Yeni parti kurma hazırlıkları yapan, üçü de geçmişte dışişleri bakanlığı yapmış Abdullah Gül, Ali Babacan ve Ahmet Davutoğlu’nun dış politikadaki yanlışlarını, mevcut bakan da sürdürüyor. Bölge merkezli düşünmüyor. ABD etkisinden kurtulamıyor. Bu tutumunda, dünya görüşünün de, bir zamanlar iktidarla içlidışlı olan Batıcı liberallerin, numaracı Cumhuriyetçilerin de etkisi büyük. Anımsayalım, küreselleşmeye, yani emperyalizme, ne övgüler dizdiklerini. Cehaletin örgütlü ve kurumsal olduğu üniversitelerde, iktidarı ve muhalefetiyle siyasi partilerde nasıl öne çıkarıldıklarını.
Oysa Suriye sorununun çözümü bellidir. Bölgesel meseleler, öncelikle bölge ülkelerinin işbirliğiyle çözülür. Emperyalist ülkelerin müdahalesi çözüm getirmez. Tersine, çözümü zorlaştırır. Meseleyi uluslararası hale getirir. Orta ölçekli bir bölge ülkesi, yaşadığı sorunun emperyalist güçlerin müdahalesine açık olmasını istemez. Dahası, bu ülkenin küresel düşünmesini beklemek de doğru değildir. Çünkü küresel düşünmek için emperyalist karakterli olmak, küresel güç olmak, küresel ilişkiler ağına sahip olmak gerekir. Her ülkenin nesnel koşulları belirleyicidir. Siyasi, iktisadi, askeri, toplumsal, kültürel gücü, coğrafi konumu tayin edicidir. Her devlet gücü ve olanakları ölçüsünde düşünür. O ölçüde hareket eder.

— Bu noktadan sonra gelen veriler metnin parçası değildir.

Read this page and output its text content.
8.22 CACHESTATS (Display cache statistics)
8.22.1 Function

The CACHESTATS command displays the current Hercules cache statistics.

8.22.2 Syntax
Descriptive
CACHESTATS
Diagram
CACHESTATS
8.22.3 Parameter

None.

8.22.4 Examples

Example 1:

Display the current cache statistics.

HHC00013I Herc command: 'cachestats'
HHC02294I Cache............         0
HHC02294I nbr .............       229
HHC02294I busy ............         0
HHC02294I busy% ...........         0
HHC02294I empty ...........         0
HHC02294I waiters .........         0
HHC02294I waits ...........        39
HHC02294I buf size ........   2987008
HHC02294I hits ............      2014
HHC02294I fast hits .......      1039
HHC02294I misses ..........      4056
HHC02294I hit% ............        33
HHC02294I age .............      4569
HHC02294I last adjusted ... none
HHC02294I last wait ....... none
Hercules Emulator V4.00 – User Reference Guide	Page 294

İktidarın Suriye konusundaki temel yanlışlarından biri de tarihi kendisiyle başlatması, Cumhuriyetin birikimini reddetmesi ve yeni Osmanlıcı hayallerden kurtulamamasıdır. Ulusalcılığı tehdit olarak gören, milliyetçiliğin her türlüsünü ayaklar altına alan, ulusçulukla hesaplaşmayı savunan, dış politikada mezhepçi yaklaşımı benimseyen bir çizginin, dış politikada başarılı olması olanaksızdır.